On Thursday, August 21, 2003, at 07:22 , Benjamin Goldberg wrote:
A foolish question: can you imagine strings which are lazily read from a file?
If so, could you imagine such a string, sitting in front of a really really big file, bigger than could fit into memory?
Having a lazily slurped file string simply delays disaster, and opens the door for Very Big Mistakes. Such strings would have to be treated very delicately, or the program would behave very inefficiently or crash. (And let's be frank, a lazily concatenated STRING* is just a tie()d string value—I thought that was leaving the core.) There's power in such strings, no doubt. There's also TERROR of passing the string to anything lest your program explode because some CPAN module's author wasn't also TERRIFIED of your input being something not-just-a-string. If I'm going to have the potential to load the entire file into memory if I'm the least bit careless, I'd prefer to be up front about it. Anti-action-at-a-distance. I don't need to be deluded that my code is efficient because it reads lazily. (Fact is, it's probably faster if it buffers the file all at once, if it's going to buffer it at all. Certainly more memory-efficient (!). Fewer chunks. Less overhead. But probably faster still to mmap() it.)

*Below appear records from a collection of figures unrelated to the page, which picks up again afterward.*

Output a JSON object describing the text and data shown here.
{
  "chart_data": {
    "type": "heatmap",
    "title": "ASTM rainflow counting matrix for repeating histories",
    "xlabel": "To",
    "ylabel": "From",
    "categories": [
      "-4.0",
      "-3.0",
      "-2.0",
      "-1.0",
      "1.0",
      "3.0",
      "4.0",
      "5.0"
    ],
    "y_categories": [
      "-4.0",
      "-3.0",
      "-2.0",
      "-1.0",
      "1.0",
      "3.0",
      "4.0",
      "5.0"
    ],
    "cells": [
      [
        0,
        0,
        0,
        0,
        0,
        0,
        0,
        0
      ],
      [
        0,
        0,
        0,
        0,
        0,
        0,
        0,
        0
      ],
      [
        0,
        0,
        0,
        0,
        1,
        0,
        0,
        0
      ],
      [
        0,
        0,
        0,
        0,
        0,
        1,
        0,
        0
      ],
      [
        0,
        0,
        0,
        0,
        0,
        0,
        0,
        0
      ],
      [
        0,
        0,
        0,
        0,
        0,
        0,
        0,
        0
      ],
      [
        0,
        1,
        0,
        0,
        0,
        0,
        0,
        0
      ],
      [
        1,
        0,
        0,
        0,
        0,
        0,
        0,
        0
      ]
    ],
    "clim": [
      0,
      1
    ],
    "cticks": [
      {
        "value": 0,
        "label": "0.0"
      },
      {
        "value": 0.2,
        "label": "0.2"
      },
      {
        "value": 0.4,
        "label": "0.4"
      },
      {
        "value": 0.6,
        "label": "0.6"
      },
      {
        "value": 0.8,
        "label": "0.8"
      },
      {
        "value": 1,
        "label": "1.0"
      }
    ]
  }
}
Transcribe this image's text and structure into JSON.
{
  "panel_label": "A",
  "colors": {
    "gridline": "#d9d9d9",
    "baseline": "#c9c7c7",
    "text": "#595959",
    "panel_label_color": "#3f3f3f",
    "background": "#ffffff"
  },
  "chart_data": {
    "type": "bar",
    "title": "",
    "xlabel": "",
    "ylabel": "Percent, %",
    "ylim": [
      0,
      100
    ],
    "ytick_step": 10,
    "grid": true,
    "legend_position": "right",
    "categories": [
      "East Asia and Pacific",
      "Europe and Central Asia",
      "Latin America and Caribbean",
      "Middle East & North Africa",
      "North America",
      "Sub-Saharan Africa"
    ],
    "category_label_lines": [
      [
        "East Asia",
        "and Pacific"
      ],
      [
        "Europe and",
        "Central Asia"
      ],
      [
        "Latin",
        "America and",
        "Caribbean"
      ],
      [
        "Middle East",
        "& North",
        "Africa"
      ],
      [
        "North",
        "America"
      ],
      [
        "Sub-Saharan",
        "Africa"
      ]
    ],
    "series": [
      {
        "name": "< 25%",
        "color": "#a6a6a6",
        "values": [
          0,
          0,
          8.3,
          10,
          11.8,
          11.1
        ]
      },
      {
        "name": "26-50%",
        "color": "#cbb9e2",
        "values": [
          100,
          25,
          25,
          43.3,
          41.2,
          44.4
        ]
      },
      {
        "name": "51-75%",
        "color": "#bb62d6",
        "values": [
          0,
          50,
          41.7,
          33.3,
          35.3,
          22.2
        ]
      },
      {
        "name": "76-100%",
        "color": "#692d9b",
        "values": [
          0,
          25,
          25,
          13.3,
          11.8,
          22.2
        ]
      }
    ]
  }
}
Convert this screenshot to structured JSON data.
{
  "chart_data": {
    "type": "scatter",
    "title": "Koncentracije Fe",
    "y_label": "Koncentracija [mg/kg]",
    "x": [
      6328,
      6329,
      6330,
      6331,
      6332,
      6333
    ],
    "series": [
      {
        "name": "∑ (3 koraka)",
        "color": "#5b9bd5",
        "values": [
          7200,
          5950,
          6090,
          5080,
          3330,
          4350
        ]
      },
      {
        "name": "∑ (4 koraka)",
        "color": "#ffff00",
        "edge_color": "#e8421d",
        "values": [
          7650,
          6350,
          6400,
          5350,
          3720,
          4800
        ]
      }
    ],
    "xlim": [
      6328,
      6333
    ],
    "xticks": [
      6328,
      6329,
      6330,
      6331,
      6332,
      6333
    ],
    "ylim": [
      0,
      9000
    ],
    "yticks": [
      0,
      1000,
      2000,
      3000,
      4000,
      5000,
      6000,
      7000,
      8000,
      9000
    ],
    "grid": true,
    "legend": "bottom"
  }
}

And what if your admittedly huge file is larger than 2**32 bytes? (A very real possibility! You said it was too big to fit in memory!) Are you going to suggest that all STRING* consumers on 32-bit platforms emulate 64-bit arithmetic whenever manipulating STRING* lengths?
To efficiently process a Very Large String, you need to *stream* through it, not buffer it. Same applies to infinite strings (generators) or indeterminate strings (generators and sockets). Such strings don't have representable or knowable lengths. STRING*'s *really* *really* should reliably have lengths, I think.
IMAGINE, if you will, something absolutely crazy:
grammar HTTPServer { rule http { (<request> <commit>)* } rule request { <get_request> | <post_request> | ... } rule get_request { GET <path> <version> <crlf> <header> { my $file = open(...) or print("403 Access Denied\r\n"), fail; print "200 OK\r\n"; while (<$file>) print; close $file; } } rule post_request { GET <path> <version> <crlf> <header> { # Blahblahblah... } } rule crlf { \r\n } rule header { <header_line>* <crlf> <commit> } rule header_line { ([:alpha:]+): ([^\r\n]* <crlf> ([ \t]+ [^\r\n]* <crlf>)*) <commit> } # ... more ... }
If perl's using a stream rather than buffering to a STRING*, then $sock =~ /<HTTPServer::http>/ could actually work—and quite efficiently. [1] How cool is that? Just imagine trying to apply the same pattern to a more long-lived protocol than HTTP, though—a database connection, maybe, or IRC. Or an HTTP client, which can download lots of data. Using chunky strings? perl, meet rlimit. rlimit, this is perl. [2] Using streams? Network programming becomes crazily easy.
—
Gordon Henriksen [EMAIL PROTECTED]
[1] Of course, this requires that the regex engine be coded to think in sequences. The regex engine could keep its own backtracking buffer, and trim that buffer at each commit.
[2] No doubt, unshift hacks[3] could be found to make the lazy slurpy file string not crash. But these are just changes to make strings behave like streams, and would impose upon STRING* consumers everywhere Very Strange things like those strings which don't know their own length. A string wants to be a string, and a stream wants to be a stream.
[3] Unshift hack #1: Where commit appears in the above, exit the grammar, trim the beginning of the string, and re-enter. (But that forces the grammar author to discard the regex state, whereas commit would offer no such restriction.) Unshift hack #2: Tell =~ that <commit> can trim the beginning of the string. (DWIM departs; /cgxism returns.)